# taz.de -- Die Wahrheit: Fleisch und Fleiß
       
       > Die ersten Flüchtlinge befinden sich jetzt in der Ausbildung, um deutsche
       > Lebensart und vor allem den deutschen Arbeitsmarkt kennenzulernen.
       
 (IMG) Bild: Der gute Schlachter macht vor, wie anständig entbeint wird.
       
       „Das ist Herr al Khatib, er ist unser eintausendster Flüchtling“, sagt
       Refugeemanager Martin Brellmeyer und winkt einem erschöpft wirkenden Mann
       zu, der wie alle Mitarbeiter des „Happy Welcome Center“ in einem weißen
       Overall steckt.
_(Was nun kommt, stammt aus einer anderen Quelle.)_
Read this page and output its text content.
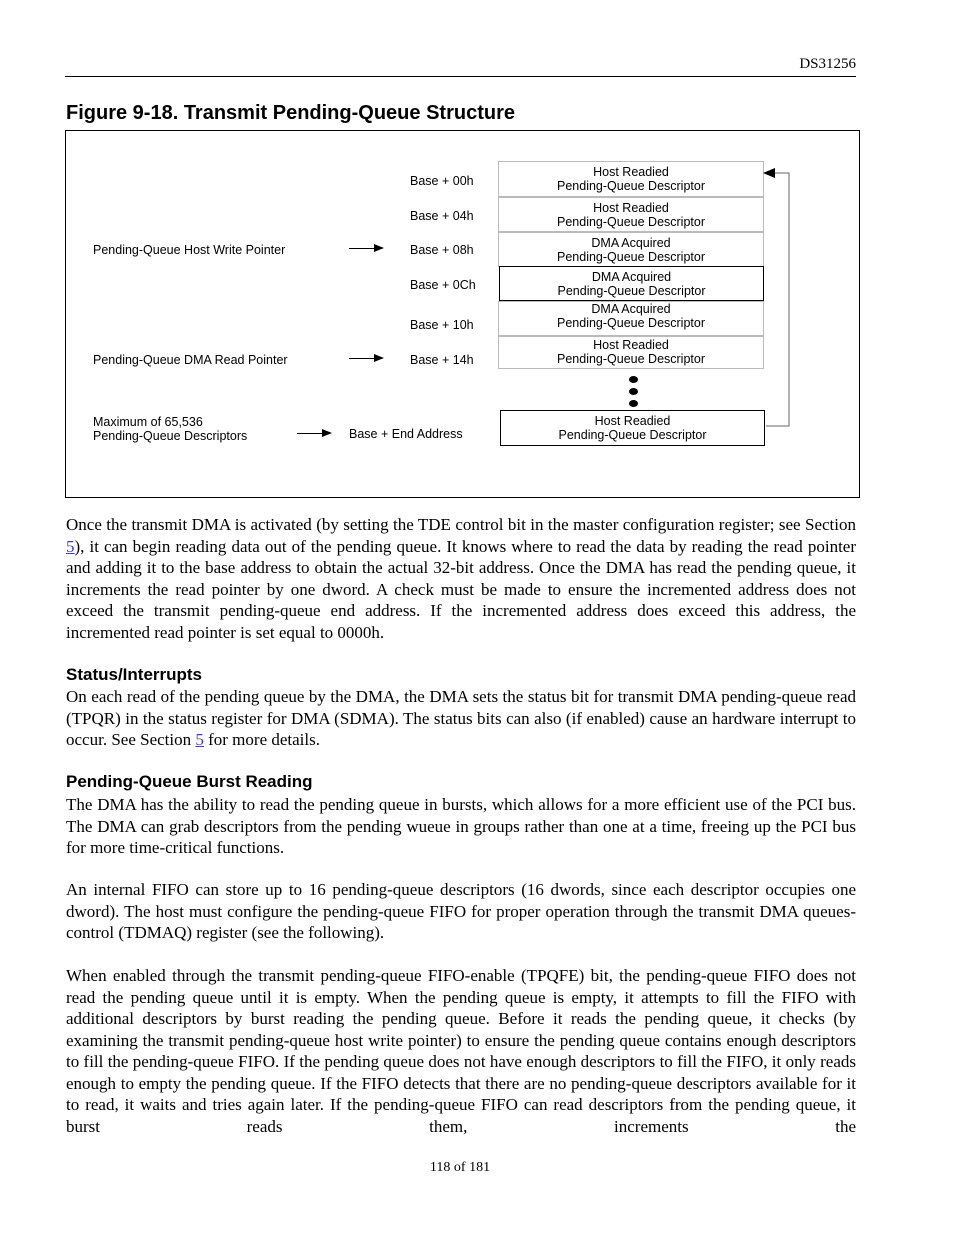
DS31256
Figure 9-18. Transmit Pending-Queue Structure
Pending-Queue Host Write Pointer
Pending-Queue DMA Read Pointer
Maximum of 65,536
Pending-Queue Descriptors
Base + 00h
Base + 04h
Base + 08h
Base + 0Ch
Base + 10h
Base + 14h
Base + End Address
Host Readied
Pending-Queue Descriptor
Host Readied
Pending-Queue Descriptor
DMA Acquired
Pending-Queue Descriptor
DMA Acquired
Pending-Queue Descriptor
DMA Acquired
Pending-Queue Descriptor
Host Readied
Pending-Queue Descriptor
Host Readied
Pending-Queue Descriptor
Once the transmit DMA is activated (by setting the TDE control bit in the master configuration register; see Section 5), it can begin reading data out of the pending queue. It knows where to read the data by reading the read pointer and adding it to the base address to obtain the actual 32-bit address. Once the DMA has read the pending queue, it increments the read pointer by one dword. A check must be made to ensure the incremented address does not exceed the transmit pending-queue end address. If the incremented address does exceed this address, the incremented read pointer is set equal to 0000h.
Status/Interrupts
On each read of the pending queue by the DMA, the DMA sets the status bit for transmit DMA pending-queue read (TPQR) in the status register for DMA (SDMA). The status bits can also (if enabled) cause an hardware interrupt to occur. See Section 5 for more details.
Pending-Queue Burst Reading
The DMA has the ability to read the pending queue in bursts, which allows for a more efficient use of the PCI bus. The DMA can grab descriptors from the pending wueue in groups rather than one at a time, freeing up the PCI bus for more time-critical functions.
An internal FIFO can store up to 16 pending-queue descriptors (16 dwords, since each descriptor occupies one dword). The host must configure the pending-queue FIFO for proper operation through the transmit DMA queues-control (TDMAQ) register (see the following).
When enabled through the transmit pending-queue FIFO-enable (TPQFE) bit, the pending-queue FIFO does not read the pending queue until it is empty. When the pending queue is empty, it attempts to fill the FIFO with additional descriptors by burst reading the pending queue. Before it reads the pending queue, it checks (by examining the transmit pending-queue host write pointer) to ensure the pending queue contains enough descriptors to fill the pending-queue FIFO. If the pending queue does not have enough descriptors to fill the FIFO, it only reads enough to empty the pending queue. If the FIFO detects that there are no pending-queue descriptors available for it to read, it waits and tries again later. If the pending-queue FIFO can read descriptors from the pending queue, it burst reads them, increments the
118 of 181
Allerdings hat man dem Mechaniker aus Aleppo zur Feier des
       Tages eine rote Schärpe um den Leib gebunden, auf dem ein lachendes Schwein
       zu sehen ist, das sich mit einem Messer die eigene Haxe absäbelt.
       
       Es ist das Logo eines großen fleischverarbeitenden Betriebes, der sich an
       diesem Pilotprojekt im Oldenburgischen beteiligt, das Flüchtlingen den
       Zugang zum Arbeitsmarkt ebnen soll. Herr al Khatib fängt dort heute ein
       unbezahltes Praktikum als Fleischzerleger an, das so lange dauert, bis über
       seinen Asylantrag entschieden ist – in Niedersachsen also durchschnittlich
       fast ein halbes Jahr.
       
       „Allzu lange hat die deutsche Wirtschaft nur über die mangelhafte
       Ausbildung der Flüchtlinge lamentiert, statt durch koordinierte
       Qualifizierungsmaßnahmen das Potenzial dieser vielversprechenden
       Humanressource voll zu realisieren“, liest Brellmeyer ab, ein jovialer Hüne
       mit dem entwaffnenden Charme einer Abrissbirne.
       
       Der Wirtschaftsjargon geht dem Refugeemanager noch nicht ganz flüssig über
       die Lippen, der vor seiner Anstellung im „Happy Welcome Center“ als
       „Bereichsleiter einer namhaften Hilfsorganisation“ gearbeitet haben will.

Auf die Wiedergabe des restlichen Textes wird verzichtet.